REPUBLICANS in New Orleans for their convention may head out of the Superdome in search of the streetcar named Desire - only to find it's become a bus. But in Atlanta, the Democrats had another public transit opportunity, the MARTA rapid rail system. Not only did MARTA speed delegates, journalists, and other hangers-on from the airport to downtown, but the system also accommodated record numbers of Atlantans who left their cars at home to avoid convention traffic.
It was enough to spark some thinking on whether rail systems can be a meaningful part of the transportation system in an American Sunbelt city. MARTA, after all, is less than 10 years old, and Atlanta is very much a city of the automobile age, and with a relatively weaker downtown than many prosperous cities.
But with its 32 miles of track and 29 stations, MARTA has been drawing more than 200,000 riders a day. The increase in ridership after the new airport station was opened has been even greater than expected. Fares pay for a third of MARTA's operating expenses; 60 percent of the operating budget comes from a sales tax, whose revenues also fund capital projects. Only a few cents on the operating dollar come from federal funds.

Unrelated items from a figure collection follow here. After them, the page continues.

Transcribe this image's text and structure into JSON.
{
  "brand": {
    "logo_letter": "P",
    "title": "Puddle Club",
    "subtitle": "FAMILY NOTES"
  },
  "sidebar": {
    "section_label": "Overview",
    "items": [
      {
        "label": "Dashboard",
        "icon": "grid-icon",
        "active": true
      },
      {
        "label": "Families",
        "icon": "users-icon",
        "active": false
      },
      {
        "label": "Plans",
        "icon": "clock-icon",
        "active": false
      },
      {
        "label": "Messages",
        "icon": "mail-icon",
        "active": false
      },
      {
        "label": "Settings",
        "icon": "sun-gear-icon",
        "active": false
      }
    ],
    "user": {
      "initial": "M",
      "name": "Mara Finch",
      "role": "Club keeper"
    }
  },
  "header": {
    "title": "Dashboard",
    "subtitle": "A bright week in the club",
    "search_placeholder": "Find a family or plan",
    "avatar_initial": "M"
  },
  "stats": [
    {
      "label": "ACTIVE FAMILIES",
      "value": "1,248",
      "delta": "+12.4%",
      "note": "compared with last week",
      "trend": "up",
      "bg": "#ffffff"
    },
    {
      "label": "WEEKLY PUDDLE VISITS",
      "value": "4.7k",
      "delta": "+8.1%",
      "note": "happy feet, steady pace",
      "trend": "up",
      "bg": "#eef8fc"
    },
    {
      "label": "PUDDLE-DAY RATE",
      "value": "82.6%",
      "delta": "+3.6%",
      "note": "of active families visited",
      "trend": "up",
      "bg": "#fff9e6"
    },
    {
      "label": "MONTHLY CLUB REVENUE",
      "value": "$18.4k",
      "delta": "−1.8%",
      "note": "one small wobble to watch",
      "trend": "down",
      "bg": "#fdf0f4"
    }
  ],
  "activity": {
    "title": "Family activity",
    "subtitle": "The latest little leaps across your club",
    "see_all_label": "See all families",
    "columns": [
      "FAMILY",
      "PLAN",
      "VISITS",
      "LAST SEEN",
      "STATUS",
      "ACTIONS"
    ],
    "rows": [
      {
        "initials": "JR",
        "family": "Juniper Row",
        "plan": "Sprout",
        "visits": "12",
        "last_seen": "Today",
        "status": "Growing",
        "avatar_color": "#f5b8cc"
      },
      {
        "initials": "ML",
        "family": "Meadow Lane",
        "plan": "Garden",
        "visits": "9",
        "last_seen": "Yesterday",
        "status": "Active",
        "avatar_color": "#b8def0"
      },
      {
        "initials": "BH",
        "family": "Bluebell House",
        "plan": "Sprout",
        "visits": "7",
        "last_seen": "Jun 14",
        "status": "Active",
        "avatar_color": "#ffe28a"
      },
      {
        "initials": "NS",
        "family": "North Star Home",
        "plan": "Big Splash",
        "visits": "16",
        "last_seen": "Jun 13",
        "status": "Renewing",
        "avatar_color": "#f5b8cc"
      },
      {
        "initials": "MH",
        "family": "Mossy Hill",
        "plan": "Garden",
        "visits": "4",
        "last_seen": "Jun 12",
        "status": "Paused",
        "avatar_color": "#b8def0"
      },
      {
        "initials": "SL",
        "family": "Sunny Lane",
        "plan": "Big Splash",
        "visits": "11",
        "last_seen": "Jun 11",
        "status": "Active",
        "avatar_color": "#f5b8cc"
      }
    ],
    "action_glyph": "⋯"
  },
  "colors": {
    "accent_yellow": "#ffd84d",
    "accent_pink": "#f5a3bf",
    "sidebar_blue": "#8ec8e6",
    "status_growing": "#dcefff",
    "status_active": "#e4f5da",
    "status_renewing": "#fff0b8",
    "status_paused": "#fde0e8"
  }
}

One of the most interesting things about MARTA is that development is beginning to cluster around its stations. Some developers are beginning to find it more convenient to build closer in, near public transit, than farther out, where they would have to build a parking lot, and perhaps an access road, too.
The golden age of the subway may seem to be in the past, but actually nearly a dozen cities have opened urban rail systems since the mid-'70s. A few dozen other cities are planning such systems - despite paucity of federal funds, and gasoline prices that have remained lower than might have been expected a few years back. Moreover, skepticism prevails in many quarters over whether rail systems, particularly heavy rail systems with their tremendous capital costs and requirements for right of way, are really the best alternative to private autos.
But clearly something must be done to keep the automobile from taking over the planet, for reasons of energy and the environment. Rail systems may yet be able to make their mark on a relatively new city like Atlanta.
To look around an auto-age city is to be struck by how much land is chewed up to accommodate cars - highways, parking lots, clover-leaf on-ramps, frontage roads. Environmentalists who worry about how much of planet Earth is consumed by human activity would do well to plump for denser communities as a way to slow the ooze of suburbia into the countryside. And where everyone travels encapsulated in an automobile, one loses the human contact of a walking-distance community - the street life, the people-watching - that helps make metropolitan living enjoyable.
The question can't be, Will rapid rail systems ever work in our spread-out, auto-spaced postwar cities? Rather the question should be, Can rail help keep cities from sprawling out any farther?
Experience in Atlanta suggests that perhaps they can.